Results. We present the discovery of a massive planet around the giant star HIP 105854. The best Keplerian fit to the data leads to an orbital distance of 0.81 ± 0.03 AU, an eccentricity of 0.02 ± 0.03 and a projected mass of 8.2 ± 0.2 MJ. With the addition of this new planet discovery, we performed a detailed analysis of the orbital properties and mass distribution of the planets orbiting giant stars.
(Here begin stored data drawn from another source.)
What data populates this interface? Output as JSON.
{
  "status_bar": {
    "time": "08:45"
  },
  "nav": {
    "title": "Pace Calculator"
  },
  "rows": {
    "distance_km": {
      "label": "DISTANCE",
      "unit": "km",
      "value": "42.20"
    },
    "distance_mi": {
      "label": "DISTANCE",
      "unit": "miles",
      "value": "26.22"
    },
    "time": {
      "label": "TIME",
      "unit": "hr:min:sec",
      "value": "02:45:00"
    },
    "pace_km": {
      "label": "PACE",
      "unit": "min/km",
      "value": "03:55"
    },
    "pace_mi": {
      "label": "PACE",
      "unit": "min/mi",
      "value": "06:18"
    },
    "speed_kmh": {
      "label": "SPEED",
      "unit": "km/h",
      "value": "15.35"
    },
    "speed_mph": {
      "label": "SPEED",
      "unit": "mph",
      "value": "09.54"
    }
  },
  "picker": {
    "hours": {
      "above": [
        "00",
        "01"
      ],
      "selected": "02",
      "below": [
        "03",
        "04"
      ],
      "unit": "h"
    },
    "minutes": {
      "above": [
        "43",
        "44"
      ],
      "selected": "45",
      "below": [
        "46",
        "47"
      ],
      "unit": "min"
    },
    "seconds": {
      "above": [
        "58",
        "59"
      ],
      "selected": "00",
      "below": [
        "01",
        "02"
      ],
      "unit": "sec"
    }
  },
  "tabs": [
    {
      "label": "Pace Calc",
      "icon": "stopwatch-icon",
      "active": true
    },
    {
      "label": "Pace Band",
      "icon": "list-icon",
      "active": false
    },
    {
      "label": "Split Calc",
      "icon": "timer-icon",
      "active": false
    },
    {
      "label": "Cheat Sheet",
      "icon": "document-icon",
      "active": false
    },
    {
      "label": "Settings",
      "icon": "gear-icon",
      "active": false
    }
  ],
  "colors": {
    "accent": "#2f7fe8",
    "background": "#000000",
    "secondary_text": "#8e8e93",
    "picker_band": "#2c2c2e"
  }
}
We show that there is an overabundance of planets around giant stars with a ~ 0.5 − 0.9 AU, which might be attributed to tidal decay. Additionally, these planets are significantly more massive than those around MS and subgiant stars, suggesting that they grow via accretion either from the stellar wind or by mass transfer from the host star. Finally, we show that planets around evolved stars have lower orbital eccentricities than those orbiting solar-type stars, which suggests that they are either formed in different conditions or that their orbits are efficiently circularized by interactions with the host star.
Key words: planetary systems / techniques: radial velocities / stars: evolution
Based on observations collected at La Silla – Paranal Observatory under programs IDs 085.C-0557, 087.C.0476, 089.C-0524 and 090.C-0345.